Division of Clinical Embryology, Department of Reproductive Science, Kasturba Medical College, Manipal Academy of Higher Education, Manipal, 576 104, India.
Division of Reproductive Genetics, Department of Reproductive Science, Kasturba Medical College, Manipal Academy of Higher Education, Manipal, 576 104, India.
Reprod Sci. 2023 Mar;30(3):984-994. doi: 10.1007/s43032-022-01071-1. Epub 2022 Sep 12.
This study investigated whether combining metabolomic and embryologic data with machine learning (ML) models improve the prediction of embryo implantation potential. In this prospective cohort study, infertile couples (n=56) undergoing day-5 single blastocyst transfer between February 2019 and August 2021 were included. After day-5 single blastocyst transfer, spent culture medium (SCM) was subjected to metabolite analysis using nuclear magnetic resonance (NMR) spectroscopy. Derived metabolite levels and embryologic parameters between successfully implanted and failed groups were incorporated into ML models to explore their predictive potential regarding embryo implantation. The SCM of blastocysts that resulted in successful embryo implantation had significantly lower pyruvate (p<0.05) and threonine (p<0.05) levels compared to medium control but not compared to SCM related to embryos that failed to implant.
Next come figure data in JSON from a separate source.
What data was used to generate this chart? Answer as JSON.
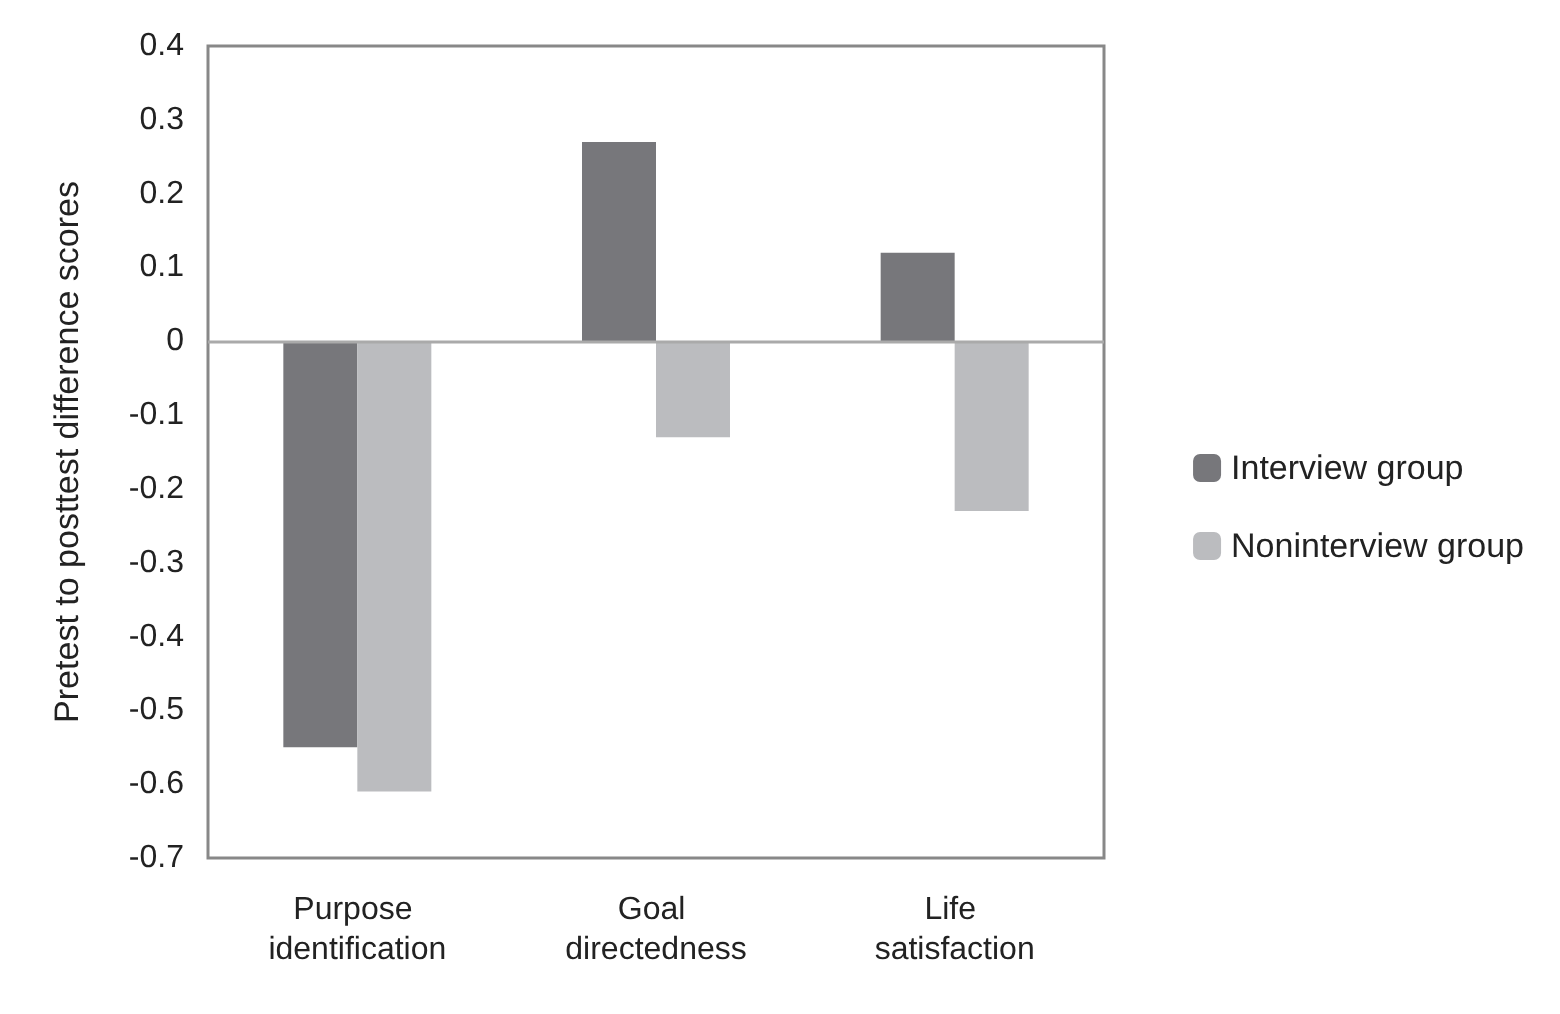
{
  "chart_data": {
    "type": "bar",
    "ylabel": "Pretest to posttest difference scores",
    "categories": [
      "Purpose identification",
      "Goal directedness",
      "Life satisfaction"
    ],
    "series": [
      {
        "name": "Interview group",
        "color": "#77777b",
        "values": [
          -0.55,
          0.27,
          0.12
        ]
      },
      {
        "name": "Noninterview group",
        "color": "#bbbcbf",
        "values": [
          -0.61,
          -0.13,
          -0.23
        ]
      }
    ],
    "ylim": [
      -0.7,
      0.4
    ],
    "yticks": [
      -0.7,
      -0.6,
      -0.5,
      -0.4,
      -0.3,
      -0.2,
      -0.1,
      0,
      0.1,
      0.2,
      0.3,
      0.4
    ],
    "ref_lines": [
      {
        "axis": "y",
        "value": 0,
        "color": "#aaaaaa"
      }
    ],
    "grid": false,
    "legend": "right"
  }
}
Notably, the prediction accuracy increased when classical ML algorithms were combined with metabolomic and embryologic data. Specifically, the custom artificial neural network (ANN) model with regularized parameters for metabolomic data provided 100% accuracy, indicating the efficiency in predicting implantation potential. Hence, combining ML models (specifically, custom ANN) with metabolomic and embryologic data improves the prediction of embryo implantation potential. The approach could potentially be used to derive clinical benefits for patients in real-time.
这项研究旨在探讨代谢组学和胚胎学数据与机器学习 (ML) 模型相结合是否能提高胚胎着床潜能的预测能力。在这项前瞻性队列研究中,纳入了 2019 年 2 月至 2021 年 8 月期间进行第 5 天单囊胚移植的不孕夫妇(n=56)。第 5 天单囊胚移植后,使用核磁共振(NMR)光谱法对囊胚的剩余培养液(SCM)进行代谢物分析。将成功着床组和失败组之间的衍生代谢物水平和胚胎学参数纳入 ML 模型,以探讨其对胚胎着床的预测潜力。与未着床胚胎相关的 SCM 相比,着床成功的囊胚 SCM 中的丙酮酸(p<0.05)和苏氨酸(p<0.05)水平显著降低,但与正常培养液相比则无差异。值得注意的是,当经典 ML 算法与代谢组学和胚胎学数据相结合时,预测准确性会提高。具体来说,代谢组学数据正则化参数的定制人工神经网络(ANN)模型的准确率达到 100%,表明其在预测着床潜能方面的效率很高。因此,将 ML 模型(特别是定制 ANN)与代谢组学和胚胎学数据相结合,可以提高胚胎着床潜能的预测能力。该方法有可能实时为患者带来临床获益。